Step 1: Installation

Install EasyScrapeCore in your Project.

Step 2: Main File

You Make a main file for your implementation, using the next structure.

// File: ./MyFirstMiddlewareEasyScrape.ts
import MyMiddlewareESQueriesManager from './MyMiddlewareESQueriesManager';
import {AbstractEasyScrapeMiddleware, IESObject, IESQuery} from '@easyscrape/core';

class MyFirstMiddlewareEasyScrape extends AbstractEasyScrapeMiddleware{
    /**
     * Middleware Information
     */
    SupportFor = {
        LibraryName: 'Cheerio', // Library name that your middleware use
        PackageName: 'cheerio' // NPM Package name
    }; 

    /** 
     * Your Middleware Queries Manager
     */
    protected QueriesManager: MyMiddlewareESQueriesManager = new MyMiddlewareESQueriesManager(this);

    /** 
     * This method says to EasyScrape when it can manage the data 
     */
    canICollect($: any): boolean {
        // Write here one code that return true or false if it can scrape over current node
    }

    /** 
     * Make your Middleware Load method
     * This method its expected that return an function whit one parameter with the types accepted 
     */
    load($: any){
        return (query: IESObject|IESQuery|string) => this.collect($, query);
    }
}
// The next line is very important, because it solve the unnecessary creations of the same middleware and export the module.
export default new MyMiddlewareEasyScrape;

Step 3: Middleware's Queries Manager

The queries manager its an class that contains all instructions to manage all queries that the user can use, the interface "IESQueriesManager" give you the basis queries and its information, but you can create all you need follow the following requirements:

  • All query names must use the prefix "_" at the beginning.
  • Use "$" like a wildcard in the query name to allow that the user customize the query.
  • You can use as many wildcards as you need.

For example: "_select$" handles statements such as "_selectFood", "_selectAllListsElements" or "_select".

// File: ./MyMiddlewareESQueriesManager.ts
import import {
    AbstractESQueriesManager, 
    ESQueriesManagerUtils,
    IESQueriesManager, 
    ESFilterHandle
} from '@easyscrape/core';

class MyMiddlewareESQueriesManager 
extends AbstractESQueriesManager // define the default EasyScrape methods, you can override if you need.
implements IESQueriesManager // says you what method do you need to create
{
    // Your methods here
}
export default MiddlewareESQueriesManager;

Step 4: Build and Share your Middleware

Export your package.

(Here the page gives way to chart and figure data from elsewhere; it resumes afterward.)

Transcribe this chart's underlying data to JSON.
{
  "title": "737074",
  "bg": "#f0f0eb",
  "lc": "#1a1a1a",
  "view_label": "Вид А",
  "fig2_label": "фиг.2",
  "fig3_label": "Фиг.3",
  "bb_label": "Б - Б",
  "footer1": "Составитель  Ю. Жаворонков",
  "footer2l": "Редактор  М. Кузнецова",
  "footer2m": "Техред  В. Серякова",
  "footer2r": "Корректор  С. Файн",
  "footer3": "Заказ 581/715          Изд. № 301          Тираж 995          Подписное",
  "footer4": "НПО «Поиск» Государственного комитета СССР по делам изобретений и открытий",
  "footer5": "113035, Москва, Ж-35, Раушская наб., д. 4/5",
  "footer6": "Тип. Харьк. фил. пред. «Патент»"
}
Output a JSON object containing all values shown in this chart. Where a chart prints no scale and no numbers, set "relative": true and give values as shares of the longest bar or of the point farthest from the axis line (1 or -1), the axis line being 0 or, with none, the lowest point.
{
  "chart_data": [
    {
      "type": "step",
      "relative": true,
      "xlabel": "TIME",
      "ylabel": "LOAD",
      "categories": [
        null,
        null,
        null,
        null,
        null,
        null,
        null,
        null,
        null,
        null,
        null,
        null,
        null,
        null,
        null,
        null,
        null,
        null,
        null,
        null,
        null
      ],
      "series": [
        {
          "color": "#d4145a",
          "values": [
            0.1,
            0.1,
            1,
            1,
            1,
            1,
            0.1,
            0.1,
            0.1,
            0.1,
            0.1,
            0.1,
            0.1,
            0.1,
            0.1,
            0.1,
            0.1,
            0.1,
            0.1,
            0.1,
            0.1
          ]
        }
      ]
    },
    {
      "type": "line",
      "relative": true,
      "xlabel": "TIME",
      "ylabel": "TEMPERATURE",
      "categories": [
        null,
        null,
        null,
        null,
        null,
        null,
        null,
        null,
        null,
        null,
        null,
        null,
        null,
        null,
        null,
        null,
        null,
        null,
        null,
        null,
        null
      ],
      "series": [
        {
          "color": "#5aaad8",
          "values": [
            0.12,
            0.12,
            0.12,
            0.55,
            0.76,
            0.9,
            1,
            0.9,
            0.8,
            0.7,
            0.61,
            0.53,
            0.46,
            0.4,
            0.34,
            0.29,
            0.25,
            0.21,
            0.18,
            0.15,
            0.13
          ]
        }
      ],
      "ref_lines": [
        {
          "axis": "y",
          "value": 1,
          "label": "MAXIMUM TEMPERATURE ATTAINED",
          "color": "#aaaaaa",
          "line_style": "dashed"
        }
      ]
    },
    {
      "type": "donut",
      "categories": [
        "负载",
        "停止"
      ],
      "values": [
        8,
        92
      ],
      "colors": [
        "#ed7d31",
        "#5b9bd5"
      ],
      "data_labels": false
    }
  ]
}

Write this in the package.json. Please, name your package using @easyscrape/ followed of your middleware name, like this:

{
    "name": "@easyscrape/mymiddleware",
    "version": "1.0.0",
    "main": "./MyMiddlewareESQueriesManager.js",
    // ...
}

You remember add your Middleware name on the list of this repository so that everyone can use it and know it.